PHILADELPHIA (CBS)--Archaeologists at Rutgers University in Camden are busy at work, cleaning and cataloging hundreds of remains discovered at a construction site in Old City earlier this month.

"We had about a week to get all those remains out, so it was very much a salvage operation," said Kimberlee Moran, a forensic archaeologist with the school.

More Than 100 Bodies, 70 Coffins Recovered From Construction Site In Old City

Moran invited Eyewitness News along for an exclusive tour of the lab where work is just beginning on the earliest residents of Philadelphia.

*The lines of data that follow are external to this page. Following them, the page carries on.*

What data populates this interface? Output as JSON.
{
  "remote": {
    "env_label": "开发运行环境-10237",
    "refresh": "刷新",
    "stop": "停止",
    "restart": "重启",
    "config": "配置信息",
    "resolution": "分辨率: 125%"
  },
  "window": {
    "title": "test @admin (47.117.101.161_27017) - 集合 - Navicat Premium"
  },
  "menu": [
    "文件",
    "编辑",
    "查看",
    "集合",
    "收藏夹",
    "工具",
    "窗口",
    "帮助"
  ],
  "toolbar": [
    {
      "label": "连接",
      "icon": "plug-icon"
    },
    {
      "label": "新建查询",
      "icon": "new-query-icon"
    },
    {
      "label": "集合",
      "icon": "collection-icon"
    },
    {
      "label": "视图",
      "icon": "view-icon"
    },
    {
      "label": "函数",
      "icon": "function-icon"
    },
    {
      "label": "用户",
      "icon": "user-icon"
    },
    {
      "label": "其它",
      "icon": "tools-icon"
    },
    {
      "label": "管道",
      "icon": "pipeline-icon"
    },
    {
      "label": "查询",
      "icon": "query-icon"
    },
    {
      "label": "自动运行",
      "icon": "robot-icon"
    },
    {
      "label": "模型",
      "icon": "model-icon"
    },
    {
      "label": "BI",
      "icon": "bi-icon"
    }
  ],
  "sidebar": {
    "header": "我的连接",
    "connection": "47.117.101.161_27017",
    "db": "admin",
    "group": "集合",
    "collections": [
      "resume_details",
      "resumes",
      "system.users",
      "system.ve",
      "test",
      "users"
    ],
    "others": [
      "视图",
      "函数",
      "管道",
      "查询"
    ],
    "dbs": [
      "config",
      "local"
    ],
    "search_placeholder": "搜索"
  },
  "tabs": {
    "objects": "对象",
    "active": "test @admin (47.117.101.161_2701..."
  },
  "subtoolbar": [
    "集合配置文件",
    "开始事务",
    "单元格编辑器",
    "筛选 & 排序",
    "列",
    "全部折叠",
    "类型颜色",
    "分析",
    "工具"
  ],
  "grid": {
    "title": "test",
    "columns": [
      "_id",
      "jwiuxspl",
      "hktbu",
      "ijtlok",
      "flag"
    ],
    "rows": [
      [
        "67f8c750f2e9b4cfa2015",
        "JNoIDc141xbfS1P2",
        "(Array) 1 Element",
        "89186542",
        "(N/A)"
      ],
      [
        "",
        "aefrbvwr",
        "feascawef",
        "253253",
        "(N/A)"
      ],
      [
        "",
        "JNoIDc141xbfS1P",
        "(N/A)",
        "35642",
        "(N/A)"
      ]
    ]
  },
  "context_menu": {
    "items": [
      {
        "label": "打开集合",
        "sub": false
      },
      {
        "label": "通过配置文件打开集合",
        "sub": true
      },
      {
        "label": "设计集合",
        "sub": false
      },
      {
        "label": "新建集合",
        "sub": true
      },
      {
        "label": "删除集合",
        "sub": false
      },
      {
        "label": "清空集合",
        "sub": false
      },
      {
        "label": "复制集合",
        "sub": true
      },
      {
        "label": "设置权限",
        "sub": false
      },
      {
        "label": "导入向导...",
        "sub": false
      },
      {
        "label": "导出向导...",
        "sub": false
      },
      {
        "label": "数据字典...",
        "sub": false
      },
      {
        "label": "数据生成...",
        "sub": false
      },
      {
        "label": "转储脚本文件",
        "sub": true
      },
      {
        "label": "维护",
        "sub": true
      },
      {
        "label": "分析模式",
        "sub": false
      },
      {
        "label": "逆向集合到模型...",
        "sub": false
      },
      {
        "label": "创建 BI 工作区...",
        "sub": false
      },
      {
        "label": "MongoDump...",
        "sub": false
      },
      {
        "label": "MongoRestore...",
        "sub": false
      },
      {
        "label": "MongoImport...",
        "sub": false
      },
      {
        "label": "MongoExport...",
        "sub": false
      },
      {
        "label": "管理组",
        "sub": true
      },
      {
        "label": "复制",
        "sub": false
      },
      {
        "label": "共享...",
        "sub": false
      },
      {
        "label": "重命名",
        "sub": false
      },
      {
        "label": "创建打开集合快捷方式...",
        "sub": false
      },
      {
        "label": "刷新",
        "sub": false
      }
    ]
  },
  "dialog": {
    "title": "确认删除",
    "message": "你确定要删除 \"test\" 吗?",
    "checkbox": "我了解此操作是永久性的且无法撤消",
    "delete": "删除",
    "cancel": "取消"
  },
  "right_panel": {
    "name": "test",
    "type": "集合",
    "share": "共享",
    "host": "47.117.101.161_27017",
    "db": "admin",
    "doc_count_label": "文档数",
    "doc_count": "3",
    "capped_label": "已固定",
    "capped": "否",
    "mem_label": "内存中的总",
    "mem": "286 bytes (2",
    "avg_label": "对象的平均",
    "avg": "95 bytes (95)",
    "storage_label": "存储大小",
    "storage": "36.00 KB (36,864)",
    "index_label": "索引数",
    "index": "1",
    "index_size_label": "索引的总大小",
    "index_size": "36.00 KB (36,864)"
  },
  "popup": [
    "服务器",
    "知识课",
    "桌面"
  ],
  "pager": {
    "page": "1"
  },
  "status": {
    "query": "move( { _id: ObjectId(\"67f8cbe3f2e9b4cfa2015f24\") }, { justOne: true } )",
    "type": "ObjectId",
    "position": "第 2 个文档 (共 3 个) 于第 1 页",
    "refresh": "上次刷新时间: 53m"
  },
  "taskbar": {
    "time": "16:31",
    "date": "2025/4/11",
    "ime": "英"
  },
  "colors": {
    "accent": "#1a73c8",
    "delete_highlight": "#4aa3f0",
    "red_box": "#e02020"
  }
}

The site was once the First Baptist Church Burial Ground. People were buried there from 1707 to 1860. The bodies were supposed to be moved to Mount Moriah Cemetery in 1860, but someone did not do their job. Hundreds of corpses were underground for almost 200 years, until construction crews discovered the coffins and bodies in early March.

Dozens Of Coffins, Bodies Discovered At Construction Site In Old City

"We want to know about our ancestors. We want to know how they lived their life. We want to return them back to their families and if there's living relatives let them know," said Polina Kapchits, who is working with Moran.

The remains will be interred at Mount Moriah Cemetery in Southwest Philadelphia, where they should have been since 1860.

Archaeologists hope to discover the gender, race and age of each body. Ideally, Moran would like to find living descendants.